Mind you, she wasn't doing too badly this year. She confessed to my bemused colleague that in her mammoth collection of carriers, she had also sorted Hallowe'en and Bonfire Night.
To me there is something obscene about setting off on a Christmas shopping expedition with sun - instead of snowflakes - on your back. It must be the male adventurer in me.
I think Christmas shopping should be done in temperatures close to zero on a dark winter's afternoon, and the dress code should include overcoat, scarf and gloves (gloves, there's a present for Aunt Cynthia, preferably fingerless ones so she can count the pennies she always gave me for Christmas).
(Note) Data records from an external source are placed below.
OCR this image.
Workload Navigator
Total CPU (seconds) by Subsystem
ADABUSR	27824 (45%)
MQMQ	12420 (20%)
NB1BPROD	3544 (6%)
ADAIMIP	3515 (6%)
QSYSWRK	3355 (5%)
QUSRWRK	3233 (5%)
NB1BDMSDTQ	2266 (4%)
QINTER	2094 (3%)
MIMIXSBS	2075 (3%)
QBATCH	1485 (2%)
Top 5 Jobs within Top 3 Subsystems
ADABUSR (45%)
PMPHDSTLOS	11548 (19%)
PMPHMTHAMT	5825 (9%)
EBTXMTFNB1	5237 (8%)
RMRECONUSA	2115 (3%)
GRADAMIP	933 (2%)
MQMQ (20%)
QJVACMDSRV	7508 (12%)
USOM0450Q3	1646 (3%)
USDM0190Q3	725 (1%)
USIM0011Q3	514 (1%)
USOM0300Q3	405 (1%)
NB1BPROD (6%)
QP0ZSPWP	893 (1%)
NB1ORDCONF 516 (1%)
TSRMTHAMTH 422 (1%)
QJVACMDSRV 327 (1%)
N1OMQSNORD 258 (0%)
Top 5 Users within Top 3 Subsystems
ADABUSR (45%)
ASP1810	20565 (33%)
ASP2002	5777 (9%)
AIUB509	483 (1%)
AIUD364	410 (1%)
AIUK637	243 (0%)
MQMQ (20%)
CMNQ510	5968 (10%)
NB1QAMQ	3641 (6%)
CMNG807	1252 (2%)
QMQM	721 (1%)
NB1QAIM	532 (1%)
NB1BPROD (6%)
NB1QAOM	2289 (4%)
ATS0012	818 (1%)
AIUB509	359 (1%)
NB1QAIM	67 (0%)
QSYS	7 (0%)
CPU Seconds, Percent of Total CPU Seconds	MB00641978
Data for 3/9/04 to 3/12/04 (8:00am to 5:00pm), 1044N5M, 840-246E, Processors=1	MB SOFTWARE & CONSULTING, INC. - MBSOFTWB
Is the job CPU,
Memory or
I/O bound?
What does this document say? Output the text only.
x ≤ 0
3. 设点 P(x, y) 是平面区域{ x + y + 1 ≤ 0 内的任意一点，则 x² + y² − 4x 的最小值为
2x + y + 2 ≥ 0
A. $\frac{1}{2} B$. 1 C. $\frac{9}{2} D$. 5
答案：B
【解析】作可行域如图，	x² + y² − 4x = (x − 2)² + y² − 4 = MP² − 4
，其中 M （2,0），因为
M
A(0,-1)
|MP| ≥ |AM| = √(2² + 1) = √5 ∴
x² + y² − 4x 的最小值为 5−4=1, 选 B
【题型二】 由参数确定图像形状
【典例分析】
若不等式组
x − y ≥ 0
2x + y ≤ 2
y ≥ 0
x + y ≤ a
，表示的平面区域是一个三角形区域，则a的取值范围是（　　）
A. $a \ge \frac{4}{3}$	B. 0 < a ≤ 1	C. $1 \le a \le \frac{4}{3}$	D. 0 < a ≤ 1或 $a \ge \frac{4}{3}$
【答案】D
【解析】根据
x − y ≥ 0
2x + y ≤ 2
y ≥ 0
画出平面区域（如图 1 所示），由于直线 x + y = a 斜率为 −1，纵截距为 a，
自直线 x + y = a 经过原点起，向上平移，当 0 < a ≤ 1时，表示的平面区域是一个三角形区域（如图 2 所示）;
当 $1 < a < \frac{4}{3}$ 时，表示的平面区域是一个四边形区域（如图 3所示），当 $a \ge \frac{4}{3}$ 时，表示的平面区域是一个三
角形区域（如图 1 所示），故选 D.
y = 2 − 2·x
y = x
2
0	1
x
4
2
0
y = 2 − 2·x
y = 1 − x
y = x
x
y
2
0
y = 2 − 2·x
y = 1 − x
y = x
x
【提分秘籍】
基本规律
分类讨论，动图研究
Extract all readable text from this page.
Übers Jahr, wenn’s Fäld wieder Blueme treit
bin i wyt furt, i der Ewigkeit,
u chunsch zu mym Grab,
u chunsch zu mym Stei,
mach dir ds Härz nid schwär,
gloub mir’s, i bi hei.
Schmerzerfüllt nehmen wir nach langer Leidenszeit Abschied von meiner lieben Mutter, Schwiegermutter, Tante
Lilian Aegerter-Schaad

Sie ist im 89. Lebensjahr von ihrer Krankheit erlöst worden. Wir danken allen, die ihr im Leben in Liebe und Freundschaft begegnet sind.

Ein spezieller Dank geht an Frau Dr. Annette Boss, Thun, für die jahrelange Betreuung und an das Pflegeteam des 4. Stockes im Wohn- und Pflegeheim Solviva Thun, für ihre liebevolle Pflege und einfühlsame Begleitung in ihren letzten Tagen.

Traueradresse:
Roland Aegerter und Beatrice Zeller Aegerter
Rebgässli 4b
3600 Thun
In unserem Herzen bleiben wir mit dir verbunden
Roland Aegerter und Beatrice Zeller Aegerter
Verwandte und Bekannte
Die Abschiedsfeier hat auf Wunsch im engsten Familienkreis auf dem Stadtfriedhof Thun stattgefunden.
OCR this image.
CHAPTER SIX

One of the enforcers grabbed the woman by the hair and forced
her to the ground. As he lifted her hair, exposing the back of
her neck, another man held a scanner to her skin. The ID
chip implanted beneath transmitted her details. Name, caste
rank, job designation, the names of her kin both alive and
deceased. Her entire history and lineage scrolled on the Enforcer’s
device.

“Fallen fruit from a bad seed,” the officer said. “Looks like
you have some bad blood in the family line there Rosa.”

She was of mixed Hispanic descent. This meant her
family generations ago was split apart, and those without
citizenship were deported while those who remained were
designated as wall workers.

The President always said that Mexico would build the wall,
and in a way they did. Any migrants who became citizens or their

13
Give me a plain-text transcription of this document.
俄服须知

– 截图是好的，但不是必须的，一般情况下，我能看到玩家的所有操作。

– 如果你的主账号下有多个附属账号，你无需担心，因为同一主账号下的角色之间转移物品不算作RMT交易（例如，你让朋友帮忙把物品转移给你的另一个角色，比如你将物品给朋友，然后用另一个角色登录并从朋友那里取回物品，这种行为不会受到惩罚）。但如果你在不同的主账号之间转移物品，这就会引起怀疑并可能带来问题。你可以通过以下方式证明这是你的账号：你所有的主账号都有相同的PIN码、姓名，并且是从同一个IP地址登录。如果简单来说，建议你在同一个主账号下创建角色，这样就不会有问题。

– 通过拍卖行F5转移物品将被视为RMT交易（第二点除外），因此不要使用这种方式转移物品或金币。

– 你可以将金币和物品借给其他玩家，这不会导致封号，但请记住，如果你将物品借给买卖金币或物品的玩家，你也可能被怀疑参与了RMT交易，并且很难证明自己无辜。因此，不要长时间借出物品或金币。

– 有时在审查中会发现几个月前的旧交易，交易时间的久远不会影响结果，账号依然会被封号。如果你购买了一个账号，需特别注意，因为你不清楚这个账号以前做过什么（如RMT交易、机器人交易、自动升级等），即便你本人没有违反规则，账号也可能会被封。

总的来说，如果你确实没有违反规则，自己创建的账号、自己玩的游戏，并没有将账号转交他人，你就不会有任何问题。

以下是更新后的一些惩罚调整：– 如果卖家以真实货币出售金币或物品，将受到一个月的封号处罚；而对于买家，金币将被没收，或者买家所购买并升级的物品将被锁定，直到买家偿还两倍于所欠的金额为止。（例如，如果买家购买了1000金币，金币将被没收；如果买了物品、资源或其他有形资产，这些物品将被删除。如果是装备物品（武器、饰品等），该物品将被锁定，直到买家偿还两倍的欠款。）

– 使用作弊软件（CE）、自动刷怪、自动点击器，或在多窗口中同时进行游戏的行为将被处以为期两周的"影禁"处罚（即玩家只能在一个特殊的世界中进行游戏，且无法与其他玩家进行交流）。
Most men, apparently, always leave it until the last minute. Do you know why, girls? It's so we have the time to decipher the unbreakable code of all those subtle hints on what you want for Christmas. "I think they are really nice, those." Or "I've always wanted one of those." The hints are usually delivered, unheard, during the climax of a televised football match or an action movie.
Why, oh why, don't women realise that if they wrote out a list the way the kids do for Santa, it would save an awful lot of heartache? What do you mean, it's not as romantic?
Take the same woman colleague I mentioned earlier. One year she thought she had dropped enough hints to secure the engagement ring she wanted. She spent days feeling and squeezing presents under the tree, or checking the baubles to see if there was a cleverly-disguised ring box.
Come Christmas morning, she feverishly opened all her presents to find that the Bethlehem star of the show was not a one-carat sparkler but a tablecloth.
"A table cloth," she shrieked. "A bloody, rotten tablecloth. I'll show you what to do with a tablecloth..."
Choose carefully this Christmas, or the season of goodwill turns into a tinsel-tarnished battleground.